Posted on March 13, 2012

A wooden statue of a king, a private offering chapel, a monumental building and remains of over 80 animal mummies were found by a University of Toronto-led team in Abydos, Egypt. The wooden statue is one of very few existing royal wooden statues. The researchers say it may represent the female king Hatshepsut. The dig was conducted in Egypt in June and July 2011. Professor Mary-Ann Pouls Wegner of the Department of Near and Middle Eastern Civilizations presented her team's findings at a recent meeting of the Society for the Study of Egyptian Antiquities.

You can see photos of the animal mummies, offering chapel and funerary figurines found at the dig site here.

Hatshepsut was often portrayed as male in stone because the Egyptian pharaoh was believed to be son of the god Amon-Re (she was also known to dress as a man for the role). The wooden statue has a smaller waist and delicate jawline. It is believed to be from a ceremonial procession in which wooden statues of the royal ancestors and gods were carried in boat-shaped shrines by priests from the temple of Osiris to his tomb.

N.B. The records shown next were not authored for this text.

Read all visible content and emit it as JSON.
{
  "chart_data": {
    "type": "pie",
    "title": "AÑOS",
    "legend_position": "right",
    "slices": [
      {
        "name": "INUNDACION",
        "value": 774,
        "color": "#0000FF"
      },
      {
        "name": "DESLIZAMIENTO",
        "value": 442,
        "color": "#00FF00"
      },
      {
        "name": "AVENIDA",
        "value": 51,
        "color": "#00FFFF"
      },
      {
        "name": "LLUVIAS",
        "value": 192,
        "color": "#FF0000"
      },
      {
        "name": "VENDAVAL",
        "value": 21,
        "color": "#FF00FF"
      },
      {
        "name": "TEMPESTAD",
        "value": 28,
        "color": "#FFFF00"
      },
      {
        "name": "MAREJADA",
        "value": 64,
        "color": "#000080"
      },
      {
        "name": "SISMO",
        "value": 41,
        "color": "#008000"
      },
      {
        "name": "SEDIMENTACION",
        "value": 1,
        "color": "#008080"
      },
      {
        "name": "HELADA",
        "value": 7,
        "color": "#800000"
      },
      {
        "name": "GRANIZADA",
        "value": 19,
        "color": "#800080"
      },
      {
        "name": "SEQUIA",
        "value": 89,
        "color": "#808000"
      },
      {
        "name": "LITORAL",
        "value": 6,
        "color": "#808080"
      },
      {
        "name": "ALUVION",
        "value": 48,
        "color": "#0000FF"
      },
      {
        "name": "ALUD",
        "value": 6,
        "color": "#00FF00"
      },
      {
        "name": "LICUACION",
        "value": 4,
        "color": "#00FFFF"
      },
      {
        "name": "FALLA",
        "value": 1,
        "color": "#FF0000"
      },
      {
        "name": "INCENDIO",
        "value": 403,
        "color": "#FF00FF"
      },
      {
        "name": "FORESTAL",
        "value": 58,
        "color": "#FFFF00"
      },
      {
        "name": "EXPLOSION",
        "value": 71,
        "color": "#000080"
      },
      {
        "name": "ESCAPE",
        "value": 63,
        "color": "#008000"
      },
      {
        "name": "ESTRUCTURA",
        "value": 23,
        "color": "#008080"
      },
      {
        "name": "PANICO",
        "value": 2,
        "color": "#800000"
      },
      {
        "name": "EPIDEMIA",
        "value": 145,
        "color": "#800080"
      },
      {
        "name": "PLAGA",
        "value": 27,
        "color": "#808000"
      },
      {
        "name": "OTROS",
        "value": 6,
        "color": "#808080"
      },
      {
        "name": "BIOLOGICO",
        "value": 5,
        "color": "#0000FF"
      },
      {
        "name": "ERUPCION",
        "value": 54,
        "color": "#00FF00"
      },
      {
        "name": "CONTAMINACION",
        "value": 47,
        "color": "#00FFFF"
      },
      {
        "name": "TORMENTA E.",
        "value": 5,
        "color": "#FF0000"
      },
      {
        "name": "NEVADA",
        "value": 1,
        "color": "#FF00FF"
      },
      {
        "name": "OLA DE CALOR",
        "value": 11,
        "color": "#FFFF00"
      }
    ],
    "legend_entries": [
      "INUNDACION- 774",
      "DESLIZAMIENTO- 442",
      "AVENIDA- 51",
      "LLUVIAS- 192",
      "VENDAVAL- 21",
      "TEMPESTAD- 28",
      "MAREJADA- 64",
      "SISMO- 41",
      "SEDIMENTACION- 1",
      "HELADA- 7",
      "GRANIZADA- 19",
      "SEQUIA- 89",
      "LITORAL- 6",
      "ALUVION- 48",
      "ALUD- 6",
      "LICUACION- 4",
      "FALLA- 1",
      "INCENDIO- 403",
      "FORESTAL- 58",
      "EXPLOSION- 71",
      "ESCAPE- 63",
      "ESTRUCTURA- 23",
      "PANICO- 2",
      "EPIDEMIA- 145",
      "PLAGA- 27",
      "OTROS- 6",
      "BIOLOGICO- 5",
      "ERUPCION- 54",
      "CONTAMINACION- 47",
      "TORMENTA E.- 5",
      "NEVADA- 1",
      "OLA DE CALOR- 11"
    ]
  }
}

Egyptians from all levels of society built chapels and monuments along the processional route as a way to ensure their eternal participation in the festival and their identification with Osiris. Building too close to the route was prohibited by the state and infringement carried the threat of the death penalty. The offering chapel the researchers uncovered is believed to be that of an elite person. It dates from about 1990 - 1650 BC. The offering chapel shows where the boundary to the route was and the archaeologists believe it indicates elites were able to build monuments right next to the processional route.

Professor Pouls Wegner says, "The offering chapel proves that people - probably elites - were able to build monuments right next to the processional route in the Middle Kingdom, and that at least one such chapel was allowed to stand in this increasingly densely built-up area and continued to receive offerings even 800 years after its initial construction."